ただ少なくとも短期的には、Amazonのアフィリエイトリンクの価値は今後も高いままだと考えられる。というのも、Amazonは依然としてインターネット上でもっとも簡単な決済システムを提供しているからだ。ある推計によると、米国におけるeコマース売上の40.4%をAmazonが占めているため、顧客は支払い情報をShopifyやインスタグラムよりもAmazonに入力する可能性がはるかに高い。このことが、Amazonのアフィリエイトプログラムのポジョションを強固にしている。
Amazon一強は変わらない?
ランキン氏は、インスタグラムとShopifyのアフィリエイトプログラムが、Amazonから多くのシェアを奪うことはないだろうと話す。むしろ「Amazonを助ける結果になると思う。その第一の理由は、アフィリエイトマーケティングの分野に、より多くの人を呼び込むことになるからだ。
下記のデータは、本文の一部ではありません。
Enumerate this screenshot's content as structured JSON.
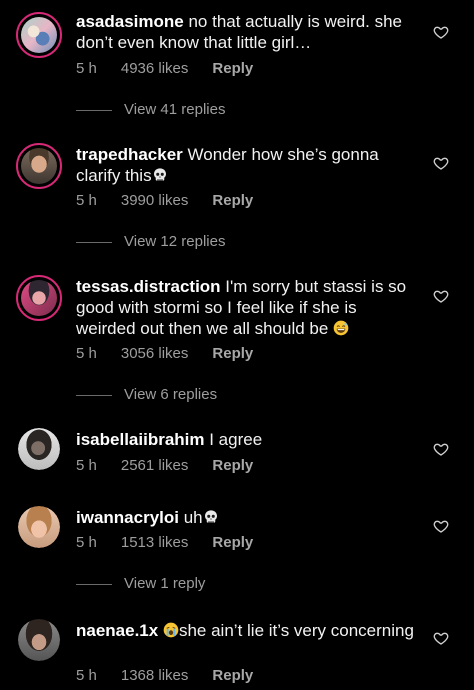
{
  "comments": [
    {
      "username": "asadasimone",
      "text": " no that actually is weird. she don’t even know that little girl…",
      "time": "5 h",
      "likes": "4936 likes",
      "reply": "Reply",
      "has_story_ring": true
    },
    {
      "username": "trapedhacker",
      "text": " Wonder how she’s gonna clarify this",
      "emoji": "skull",
      "time": "5 h",
      "likes": "3990 likes",
      "reply": "Reply",
      "has_story_ring": true
    },
    {
      "username": "tessas.distraction",
      "text": " I'm sorry but stassi is so good with stormi so I feel like if she is weirded out then we all should be",
      "emoji": "grinning-sweat",
      "time": "5 h",
      "likes": "3056 likes",
      "reply": "Reply",
      "has_story_ring": true
    },
    {
      "username": "isabellaiibrahim",
      "text": " I agree",
      "time": "5 h",
      "likes": "2561 likes",
      "reply": "Reply",
      "has_story_ring": false
    },
    {
      "username": "iwannacryloi",
      "text": " uh",
      "emoji": "skull",
      "time": "5 h",
      "likes": "1513 likes",
      "reply": "Reply",
      "has_story_ring": false
    },
    {
      "username": "naenae.1x",
      "text": "she ain’t lie it’s very concerning",
      "emoji_before_text": "crying",
      "time": "5 h",
      "likes": "1368 likes",
      "reply": "Reply",
      "has_story_ring": false
    }
  ],
  "view_replies": [
    "View 41 replies",
    "View 12 replies",
    "View 6 replies",
    "View 1 reply"
  ],
  "colors": {
    "background": "#000000",
    "text": "#f2f2f2",
    "meta": "#9e9e9e",
    "story_ring": "#d62976"
  },
  "icons": [
    "heart-outline-icon",
    "skull-emoji",
    "grinning-sweat-emoji",
    "crying-emoji"
  ]
}
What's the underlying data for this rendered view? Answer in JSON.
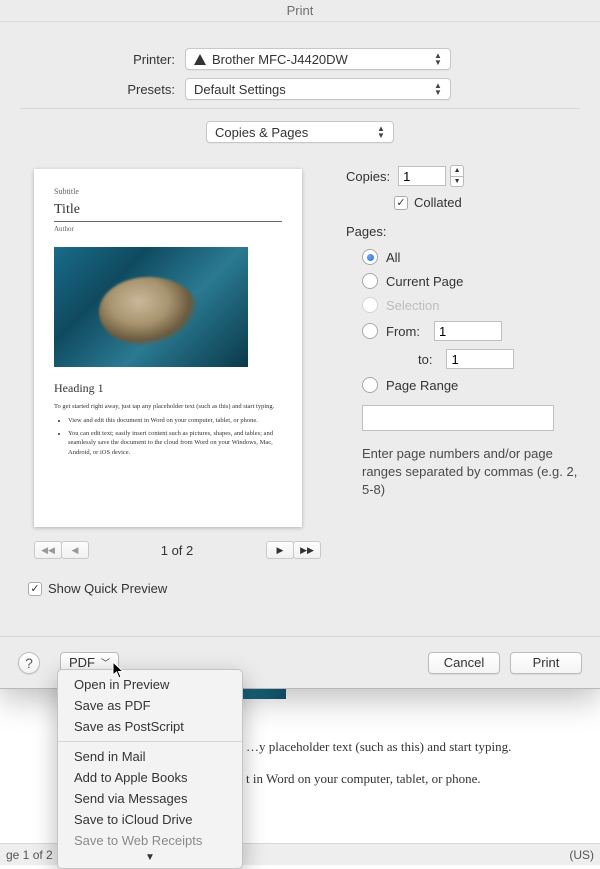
{
  "title": "Print",
  "printer": {
    "label": "Printer:",
    "value": "Brother MFC-J4420DW"
  },
  "presets": {
    "label": "Presets:",
    "value": "Default Settings"
  },
  "section": "Copies & Pages",
  "copies": {
    "label": "Copies:",
    "value": "1"
  },
  "collated": {
    "label": "Collated",
    "checked": true
  },
  "pages": {
    "label": "Pages:",
    "options": {
      "all": "All",
      "current": "Current Page",
      "selection": "Selection",
      "from": "From:",
      "to": "to:",
      "range": "Page Range"
    },
    "from_value": "1",
    "to_value": "1",
    "hint": "Enter page numbers and/or page ranges separated by commas (e.g. 2, 5-8)"
  },
  "preview": {
    "subtitle": "Subtitle",
    "title": "Title",
    "author": "Author",
    "heading": "Heading 1",
    "intro": "To get started right away, just tap any placeholder text (such as this) and start typing.",
    "bullet1": "View and edit this document in Word on your computer, tablet, or phone.",
    "bullet2": "You can edit text; easily insert content such as pictures, shapes, and tables; and seamlessly save the document to the cloud from Word on your Windows, Mac, Android, or iOS device.",
    "pager": "1 of 2"
  },
  "quick_preview": {
    "label": "Show Quick Preview",
    "checked": true
  },
  "buttons": {
    "help": "?",
    "pdf": "PDF",
    "cancel": "Cancel",
    "print": "Print"
  },
  "pdf_menu": {
    "group1": [
      "Open in Preview",
      "Save as PDF",
      "Save as PostScript"
    ],
    "group2": [
      "Send in Mail",
      "Add to Apple Books",
      "Send via Messages",
      "Save to iCloud Drive",
      "Save to Web Receipts"
    ]
  },
  "doc_bg": {
    "line1": "…y placeholder text (such as this) and start typing.",
    "line2": "t in Word on your computer, tablet, or phone."
  },
  "statusbar": {
    "page": "ge 1 of 2",
    "lang": "(US)"
  }
}
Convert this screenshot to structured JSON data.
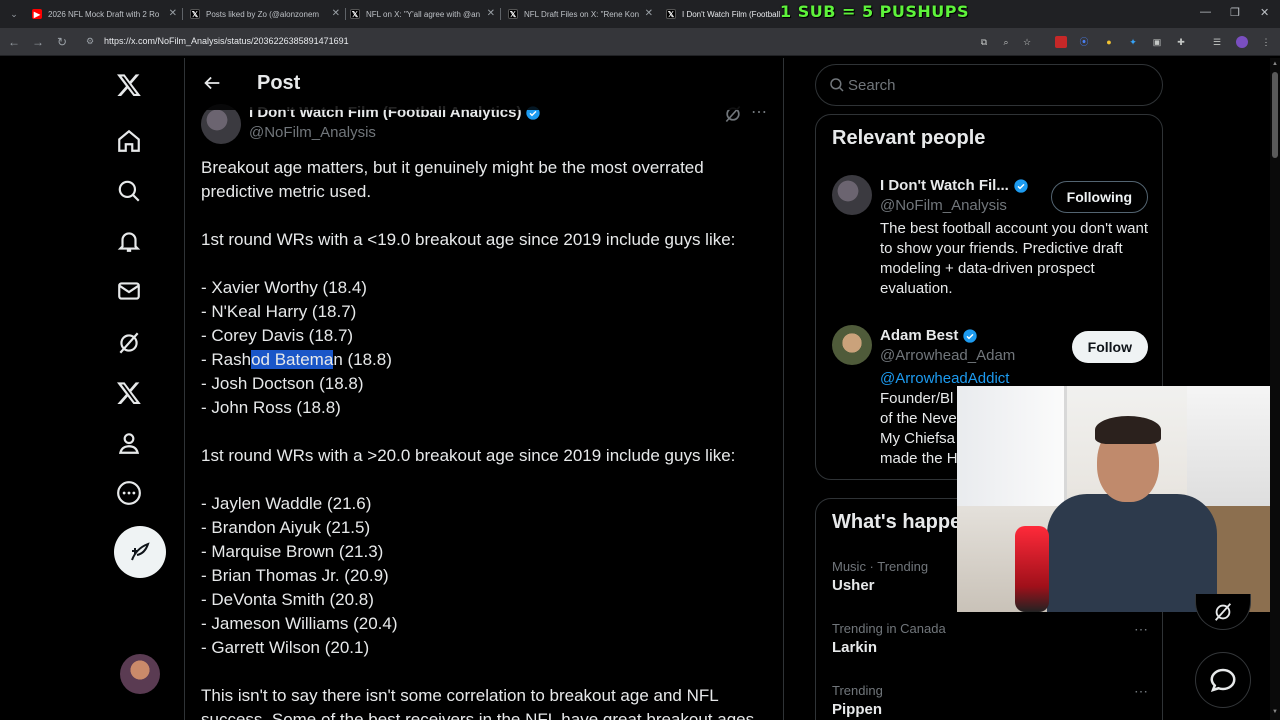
{
  "browser": {
    "tabs": [
      {
        "title": "2026 NFL Mock Draft with 2 Ro",
        "favicon": "youtube-icon",
        "color": "#ff0000"
      },
      {
        "title": "Posts liked by Zo (@alonzonem",
        "favicon": "x-icon",
        "color": "#000000"
      },
      {
        "title": "NFL on X: \"Y'all agree with @an",
        "favicon": "x-icon",
        "color": "#000000"
      },
      {
        "title": "NFL Draft Files on X: \"Rene Kon",
        "favicon": "x-icon",
        "color": "#000000"
      },
      {
        "title": "I Don't Watch Film (Football",
        "favicon": "x-icon",
        "color": "#000000"
      }
    ],
    "url": "https://x.com/NoFilm_Analysis/status/2036226385891471691",
    "overlay_banner": "1 SUB = 5 PUSHUPS"
  },
  "nav": {
    "items": [
      "x-logo",
      "home",
      "explore",
      "notifications",
      "messages",
      "grok",
      "premium",
      "profile",
      "more"
    ]
  },
  "post": {
    "header_title": "Post",
    "author_name": "I Don't Watch Film (Football Analytics)",
    "author_handle": "@NoFilm_Analysis",
    "body": {
      "intro_1": "Breakout age matters, but it genuinely might be the most overrated",
      "intro_2": "predictive metric used.",
      "list1_heading": "1st round WRs with a <19.0 breakout age since 2019 include guys like:",
      "list1": [
        "- Xavier Worthy (18.4)",
        "- N'Keal Harry (18.7)",
        "- Corey Davis (18.7)",
        "- Rashod Bateman (18.8)",
        "- Josh Doctson (18.8)",
        "- John Ross (18.8)"
      ],
      "list2_heading": "1st round WRs with a >20.0 breakout age since 2019 include guys like:",
      "list2": [
        "- Jaylen Waddle (21.6)",
        "- Brandon Aiyuk (21.5)",
        "- Marquise Brown (21.3)",
        "- Brian Thomas Jr. (20.9)",
        "- DeVonta Smith (20.8)",
        "- Jameson Williams (20.4)",
        "- Garrett Wilson (20.1)"
      ],
      "outro_1": "This isn't to say there isn't some correlation to breakout age and NFL",
      "outro_2": "success. Some of the best receivers in the NFL have great breakout ages."
    },
    "selection": {
      "before": "- Rash",
      "selected": "od Batema",
      "after": "n (18.8)"
    }
  },
  "search": {
    "placeholder": "Search"
  },
  "relevant": {
    "title": "Relevant people",
    "people": [
      {
        "name": "I Don't Watch Fil...",
        "handle": "@NoFilm_Analysis",
        "bio": "The best football account you don't want to show your friends. Predictive draft modeling + data-driven prospect evaluation.",
        "button": "Following"
      },
      {
        "name": "Adam Best",
        "handle": "@Arrowhead_Adam",
        "link": "@ArrowheadAddict",
        "bio_lines": [
          "Founder/Bl",
          "of the Neve",
          "My Chiefsa",
          "made the H"
        ],
        "button": "Follow"
      }
    ]
  },
  "trending": {
    "title": "What's happe",
    "items": [
      {
        "category": "Music · Trending",
        "name": "Usher"
      },
      {
        "category": "Trending in Canada",
        "name": "Larkin"
      },
      {
        "category": "Trending",
        "name": "Pippen"
      }
    ]
  },
  "colors": {
    "accent": "#1d9bf0",
    "background": "#000000",
    "border": "#2f3336",
    "muted": "#71767b",
    "banner": "#5ef33b"
  }
}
これは人々にとって、アフィリエイトへの入口のような役割を果たすと考えている」。
ただ、インスタグラムのチェックアウト機能が今後普及すれば、状況は変わってくるかもしれない。というのも前述したように、インスタグラムの方が購入プロセスがアプリ内で完結するからだ。これは、インスタグラムのユーザーにとっては特に魅力的な選択肢となる可能性がある。とはいえ賢いインフルエンサーは、おそらくインスタグラムのアフィリエイトプログラムと、Amazonの両方を利用するとランキン氏はみている。
予想されるのはアフィリエイト市場の拡大
コレクティブリーのシルバースタイン氏は、これまで一緒に仕事をしてきたインフルエンサーたちは「インスタグラムのクリエイターというだけでなく、YouTubeチャンネルやTikTokも持っているかもしれない」として、さしあたり「サードパーティのリンクは今後もなくならないだろう」と述べている。
シルバースタイン氏が予想する大きな変化は、アフィリエイトインフルエンサーの定義が拡大し、自称インフルエンサーだけでなく、小規模なフォロワーグループを持つ意欲的な消費者にも、アフィリエイトシステムが開放されることだ。「私が興味を持っているのは、より幅広いインフルエンサーやコンテンツクリエイター、またそれよりはるかに多くのナノクリエイターが参加して、ブランドの価値をオンラインで伝えてくれる機会につながることだ」。
「すべてのクリエイターがアフィリエイトプログラムに参加しているわけではない」現状を踏まえれば、大きな成長が期待できる。